SURVIVOR – Outwit, Outlast, Outplay
Acara permainan “Survivor”, yang mulai ditayangkan pada tahun 2001, pada dasarnya menekankan konsep ‘survival of the fittest’. Dalam permainan ini, sekurang-kurangnya 16 peserta akan dibagi dalam beberapa kelompok atau komunitas yang kemudian diasingkan di sebuah pulau, di wilayah-wilayah yang berbeda, dan diharuskan untuk hidup dalam kondisi yang serba primitif di tempat tersebut. Setiap jelang waktu 3 hari, kedua komunitas ini akan diadu dalam sebuah “reward challenge” untuk memenangkan hadiah dan juga sebuah “community challenge” untuk memenangkan imunitas untuk komunitas mereka. Komunitas yang kalah harus menghadiri “tribal council” di mana salah satu anggota komunitas tersebut akan dikeluarkan dari permainan berdasarkan voting anggota lainnya. Pada akhirnya, hanya akan tersisa 3 peserta di mana pemenang permainan ini akan ditentukan berdasarkan voting eks peserta yang sudah tereliminasi di babak-babak sebelumnya.
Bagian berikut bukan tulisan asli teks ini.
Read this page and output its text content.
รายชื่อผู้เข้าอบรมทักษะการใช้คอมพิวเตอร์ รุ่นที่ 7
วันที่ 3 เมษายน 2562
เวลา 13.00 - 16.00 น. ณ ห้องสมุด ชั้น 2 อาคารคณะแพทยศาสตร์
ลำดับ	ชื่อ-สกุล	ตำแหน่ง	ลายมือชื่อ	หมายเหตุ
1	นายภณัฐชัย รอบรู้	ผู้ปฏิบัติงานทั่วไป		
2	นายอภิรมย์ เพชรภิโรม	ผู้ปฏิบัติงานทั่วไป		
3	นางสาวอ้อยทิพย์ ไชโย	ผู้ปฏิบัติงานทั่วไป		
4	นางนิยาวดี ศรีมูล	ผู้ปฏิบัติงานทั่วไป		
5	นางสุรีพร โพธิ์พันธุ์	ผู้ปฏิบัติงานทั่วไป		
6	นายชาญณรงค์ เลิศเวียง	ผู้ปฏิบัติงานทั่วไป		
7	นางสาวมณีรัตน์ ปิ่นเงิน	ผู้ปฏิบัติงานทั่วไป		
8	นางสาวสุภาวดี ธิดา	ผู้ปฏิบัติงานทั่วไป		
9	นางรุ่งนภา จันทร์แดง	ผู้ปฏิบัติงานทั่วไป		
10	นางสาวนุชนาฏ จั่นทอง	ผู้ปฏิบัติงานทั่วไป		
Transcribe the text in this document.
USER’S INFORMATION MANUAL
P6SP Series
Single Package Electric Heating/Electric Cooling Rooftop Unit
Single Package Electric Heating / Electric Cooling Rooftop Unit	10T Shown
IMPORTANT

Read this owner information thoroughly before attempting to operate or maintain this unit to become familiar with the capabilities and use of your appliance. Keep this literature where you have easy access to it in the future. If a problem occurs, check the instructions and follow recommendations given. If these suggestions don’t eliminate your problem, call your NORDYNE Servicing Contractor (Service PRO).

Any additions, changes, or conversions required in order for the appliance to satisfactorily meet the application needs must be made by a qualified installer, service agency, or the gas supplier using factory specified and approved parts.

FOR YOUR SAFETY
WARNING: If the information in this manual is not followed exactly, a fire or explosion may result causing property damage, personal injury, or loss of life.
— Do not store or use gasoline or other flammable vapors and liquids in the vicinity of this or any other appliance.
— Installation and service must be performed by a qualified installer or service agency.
Hampir segala cara dihalalkan agar para peserta dapat ‘outwit, outplay, dan outlast’ dan memenangkan hadiah US$ 1 juta. Penipuan, konspirasi, pengkhianatan, dan back-stabbing adalah beberapa cara yang nampaknya ‘harus’ ada agar peserta bisa maju ke babak berikutnya. Aliansi yang terbentuk, di mana para anggotanya memang saling membantu, hanyalah bersifat sementara, karena toh jika sudah tidak ada peserta lain yang dapat disingkirkan, para anggota aliansi ini akhirnya perlu saling ‘membunuh’. Tidak jarang aliansi pun bubar karena ada ‘offer’ yang lebih menarik yang ditawarkan oleh aliansi lainnya. Dan justru penipuan, pengkhianatan, back-stabbing seperti ini yang membuat acara ini sangat menarik dan ditonton puluhan juta manusia (viewership tertinggi mencapai 45,37 juta penduduk Amerika Serikat (AS) untuk episode “Survivor: The Australian Outback”, tahun 2001).
AMERICAN IDOL
American Idol adalah kompetisi tarik suara yang bertujuan untuk mencari penyanyi muda berbakat terbaik di negara AS di mana hasil kompetisi ditentukan oleh voting publik yang difasilitasi oleh 3 juri yang berpengalaman. Berpuluh-puluh ribu calon peserta mengikuti proses audisi yang panjang dan sangat melelahkan di berbagai kota di AS. Para calon kontestan pertama-tama disaring menurut kemampuan menyanyi, potensi, dan human interests oleh show producers. Proses penyaringan dilanjutkan dengan babak audisi pertama oleh 3 juri, di mana setiap calon kontestan harus membawakan sebuah akapela pendek berdurasi 1 menit. Mereka yang dapat mengesankan para juri akan diloloskan ke babak audisi kedua yang diadakan di Hollywood. 24 kontestan akan melanjutkan ke babak semi final di mana para juri kemudian mengambil posisi advisory dan eliminasi ditentukan murni oleh hasil voting publik.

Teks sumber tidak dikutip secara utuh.